Xcode has a handy feature that allows for the generation of classes from the visual schema editor built in to the program, but it’s limited. Any generation process after the first won’t attempt to negotiate any customisations made to the class in the interim, meaning any additional methods, properties etc. are lost, and have to be added back in manually 1. This usually involves trawling through diffs to identify lost code, which aside from being error prone is also infeasible when significant schema changes are made.

Enter mogenerator, which is a command line tool that interprets your project’s xcdatamodel file and performs code generation in a similar, but smarter, way to Xcode. The principal difference is that mogenerator maintains two classes per entity, as opposed to Xcode’s one. The first class, prefixed with an underscore, is boilerplate similar to what Xcode would produce (the code is much less readable though, which is a shame. I know it’s not meant for editing but a little white space goes a long way in my opinion). The second class extends the first and is left to be customised as necessary by the developer. Crucially, the generation exercise can be repeated ad infinitum – only the boilerplate class will be updated as it is synchronised with the schema model file, ensuring all customisations and extensions remain intact.

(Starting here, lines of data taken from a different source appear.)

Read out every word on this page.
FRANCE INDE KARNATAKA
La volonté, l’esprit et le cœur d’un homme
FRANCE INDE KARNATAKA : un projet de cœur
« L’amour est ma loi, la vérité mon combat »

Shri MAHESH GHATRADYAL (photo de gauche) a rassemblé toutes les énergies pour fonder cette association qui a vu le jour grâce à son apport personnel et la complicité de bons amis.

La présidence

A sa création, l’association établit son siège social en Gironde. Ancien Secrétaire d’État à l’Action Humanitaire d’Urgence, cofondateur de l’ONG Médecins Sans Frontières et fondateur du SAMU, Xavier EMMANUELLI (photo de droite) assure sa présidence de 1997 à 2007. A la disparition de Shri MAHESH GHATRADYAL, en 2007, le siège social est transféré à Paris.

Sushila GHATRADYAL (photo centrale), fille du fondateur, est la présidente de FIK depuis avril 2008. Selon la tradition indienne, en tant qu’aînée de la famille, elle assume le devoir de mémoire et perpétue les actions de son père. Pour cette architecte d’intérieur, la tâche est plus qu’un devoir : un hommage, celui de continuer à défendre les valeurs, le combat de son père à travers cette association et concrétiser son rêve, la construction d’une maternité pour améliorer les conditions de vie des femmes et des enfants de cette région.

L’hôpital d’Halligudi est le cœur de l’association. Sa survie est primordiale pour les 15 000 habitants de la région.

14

This feature alone convinced us to start using the tool, despite an initial reluctance to introduce complexity into the development process. These fears have so far yet to be realised – once integrated into a project the tool is quite discreet, existing as it does as a separate build target that can be run on demand (we followed the advice in this article). It took a little time to port our existing classes (which made use of categories to mix in additional functionality to the boilerplate classes) but it was worth the effort for a consistent approach.

Check out mogenerator on Github.

1. Assuming subsequent generations can be performed – I’ve found this a little buggy, and often have to delete the files of existing classes before they can be generated again.